What better way for fans to reminisce about Walter White’s journey from Mr. Chips to Scarface than to follow in the footsteps of Heisenberg on this Breaking Bad road trip. Here's our guide to iconic Breaking Bad filming locations—just remember to tread lightly.
Because no Breaking Bad pilgrimage would be complete without a nod to Saul Goodman, we made sure to include a location, Hooligan's Tavern, where you can grab a beer and pay homage to the sleaziest lawyer in the Southwest. This was where the exterior of Saul's office was shot.
The house that doubled as the White residence is private property so please be mindful of the owners and observe respectfully (and at a safe distance) from the road. And don't even think about throwing a pizza onto the roof (it's already been done).
While Walt and Skyler might have been using their A1A Car Wash to clean dirty cash, the real life counterpart, Octopus Car Wash, focuses primarily on cars. You can pull in for a wash, or just snap some photos, as it’s open to the general public.
There might not be a superlab located deep in the basement of this laundry facility, but you can still visit the location that set the stage for many tense moments between Heisenberg and Fring in Season 4's "Delta Linen Supply."
Hydrofluoric acid, a dissolving body in the bathtub, and a heap of fleshy bits all over the hallway: Welcome to Jesse Pinkman’s home.
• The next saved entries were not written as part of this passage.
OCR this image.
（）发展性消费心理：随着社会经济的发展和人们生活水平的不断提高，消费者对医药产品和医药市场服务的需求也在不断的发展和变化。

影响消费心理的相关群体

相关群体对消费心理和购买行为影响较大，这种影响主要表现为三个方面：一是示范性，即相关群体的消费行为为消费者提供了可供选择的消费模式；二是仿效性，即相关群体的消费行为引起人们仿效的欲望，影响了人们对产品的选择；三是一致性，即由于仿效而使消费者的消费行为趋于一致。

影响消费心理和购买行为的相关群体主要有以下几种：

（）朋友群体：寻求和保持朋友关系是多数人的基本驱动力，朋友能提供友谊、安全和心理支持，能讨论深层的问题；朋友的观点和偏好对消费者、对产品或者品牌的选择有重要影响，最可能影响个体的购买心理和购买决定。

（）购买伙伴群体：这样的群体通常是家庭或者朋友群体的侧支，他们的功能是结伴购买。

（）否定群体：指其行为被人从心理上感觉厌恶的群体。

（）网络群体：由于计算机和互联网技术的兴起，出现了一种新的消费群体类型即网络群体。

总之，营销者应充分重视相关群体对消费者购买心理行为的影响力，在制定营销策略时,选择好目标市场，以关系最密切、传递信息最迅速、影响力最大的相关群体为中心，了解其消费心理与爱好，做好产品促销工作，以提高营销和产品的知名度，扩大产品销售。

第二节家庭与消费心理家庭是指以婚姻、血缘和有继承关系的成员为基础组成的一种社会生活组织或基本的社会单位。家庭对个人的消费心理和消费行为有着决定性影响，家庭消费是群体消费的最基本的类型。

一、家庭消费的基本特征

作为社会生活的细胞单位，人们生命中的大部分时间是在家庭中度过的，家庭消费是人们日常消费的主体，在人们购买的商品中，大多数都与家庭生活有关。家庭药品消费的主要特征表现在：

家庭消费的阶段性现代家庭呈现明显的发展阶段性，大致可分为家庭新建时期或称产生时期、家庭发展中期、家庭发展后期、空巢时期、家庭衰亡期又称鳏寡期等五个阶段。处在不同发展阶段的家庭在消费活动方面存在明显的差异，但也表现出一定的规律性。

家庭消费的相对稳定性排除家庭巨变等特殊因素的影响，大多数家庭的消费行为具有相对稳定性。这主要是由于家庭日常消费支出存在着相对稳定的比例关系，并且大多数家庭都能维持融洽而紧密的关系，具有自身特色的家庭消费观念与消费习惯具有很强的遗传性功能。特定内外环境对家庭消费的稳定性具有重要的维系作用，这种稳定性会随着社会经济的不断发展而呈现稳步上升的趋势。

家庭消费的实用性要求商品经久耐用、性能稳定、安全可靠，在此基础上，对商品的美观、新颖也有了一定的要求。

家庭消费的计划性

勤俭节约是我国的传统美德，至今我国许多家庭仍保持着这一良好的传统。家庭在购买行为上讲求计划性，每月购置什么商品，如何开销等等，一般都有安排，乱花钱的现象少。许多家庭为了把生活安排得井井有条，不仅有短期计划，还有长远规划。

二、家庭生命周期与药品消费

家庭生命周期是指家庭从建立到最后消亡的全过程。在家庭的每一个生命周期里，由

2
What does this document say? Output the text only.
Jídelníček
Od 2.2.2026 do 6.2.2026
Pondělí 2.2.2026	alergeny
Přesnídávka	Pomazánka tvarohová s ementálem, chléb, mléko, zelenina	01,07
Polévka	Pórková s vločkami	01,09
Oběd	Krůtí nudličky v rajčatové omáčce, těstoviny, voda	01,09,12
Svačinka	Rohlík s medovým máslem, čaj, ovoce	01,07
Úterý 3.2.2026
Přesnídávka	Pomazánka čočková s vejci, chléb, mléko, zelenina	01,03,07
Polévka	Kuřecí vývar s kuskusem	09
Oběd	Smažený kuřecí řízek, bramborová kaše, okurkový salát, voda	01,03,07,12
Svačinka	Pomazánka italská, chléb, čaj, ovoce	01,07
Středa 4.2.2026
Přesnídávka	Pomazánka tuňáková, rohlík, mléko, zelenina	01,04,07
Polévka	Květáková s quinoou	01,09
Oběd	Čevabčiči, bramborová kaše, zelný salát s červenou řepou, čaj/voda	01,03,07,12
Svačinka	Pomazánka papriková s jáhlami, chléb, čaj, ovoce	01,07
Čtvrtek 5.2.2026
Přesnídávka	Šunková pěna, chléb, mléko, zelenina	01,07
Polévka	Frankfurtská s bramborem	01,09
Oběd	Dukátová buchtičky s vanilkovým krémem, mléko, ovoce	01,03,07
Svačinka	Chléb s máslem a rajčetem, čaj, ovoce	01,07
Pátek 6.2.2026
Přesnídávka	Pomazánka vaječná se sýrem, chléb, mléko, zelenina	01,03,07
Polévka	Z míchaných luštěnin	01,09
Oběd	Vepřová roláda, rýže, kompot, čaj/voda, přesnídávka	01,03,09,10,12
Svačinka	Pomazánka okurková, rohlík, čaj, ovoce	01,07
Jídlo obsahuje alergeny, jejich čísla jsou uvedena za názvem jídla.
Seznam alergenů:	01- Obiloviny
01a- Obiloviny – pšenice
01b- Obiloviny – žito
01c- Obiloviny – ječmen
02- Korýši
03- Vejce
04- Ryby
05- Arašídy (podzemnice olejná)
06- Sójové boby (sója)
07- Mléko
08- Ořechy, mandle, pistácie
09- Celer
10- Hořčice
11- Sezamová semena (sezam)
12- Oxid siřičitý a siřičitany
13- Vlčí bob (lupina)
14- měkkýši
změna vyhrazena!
The location for Pinkman’s fictional home changed sometime during production of the second season when the original homeowners sold the property, but if you pop over to 16th street, you can see both in one easy trip.
Tuco's headquarter's is distinctive-looking. In real life, it's a local coffee shop called Java Joe's, which serves up great breakfast food, baked goods, and live music to go with the coffee.
Nicknamed “The Crystal Palace,” the Crossroads Motel was featured prominently in a musical montage that had everyone humming “Everyone Knows it’s Windy” at work the next day. Though the “Palace” stopped making appearances in later seasons, it’s still an iconic part of Breaking Bad’s imagery.
There were a handful of separate locations used to make up Joe’s Salvage throughout the series, but only one bore witness to the end of Walt's RV: Ace Metals. This location is still an operational metal recycling facility.
The manager of local burrito joint Twisters counts between 30 to 40 fans a day who pull up in cars and cabs, sometimes straight from the airport, all of them curious to meet the real-life Gus Fring.
The popularity of Breaking Bad has been great for business, as interest in the restaurant has brought in extra customers and profit. Fans are excited to sit in the most coveted seat in the place: “Walt’s Booth." When you visit, be sure to have someone snap your picture next to the huge Los Pollos Hermanos mural.
To’hajiilee Reservation is the perfect starting and ending point for a Breaking Bad road trip. It was the first place Walt and Jesse parked the rolling meth lab, and it was prominently featured at the climax of the series.
Formerly known as the Canoncito Reservation, To’hajiilee is a section of the Navajo Nation between three of New Mexico’s southwestern counties. The dry, rocky terrain has a unique beauty.
Though production of the series has long been complete, the effect of Breaking Bad's success on Albuquerque is obvious everywhere you look. Packets of crystal-blue rock sugar, bakeries selling blue meth donuts, and a beauty salon offering a “Bathing Bad” line of bath salts are just a few of the local Heisenberg-themed attractions you can find.
For a place that was mostly known for its annual Balloon Fiesta, the dark and violent nature of the series hasn’t stopped Albuquerque, or its residents, from embracing all the attention Breaking Bad has brought to the city whole-heartedly.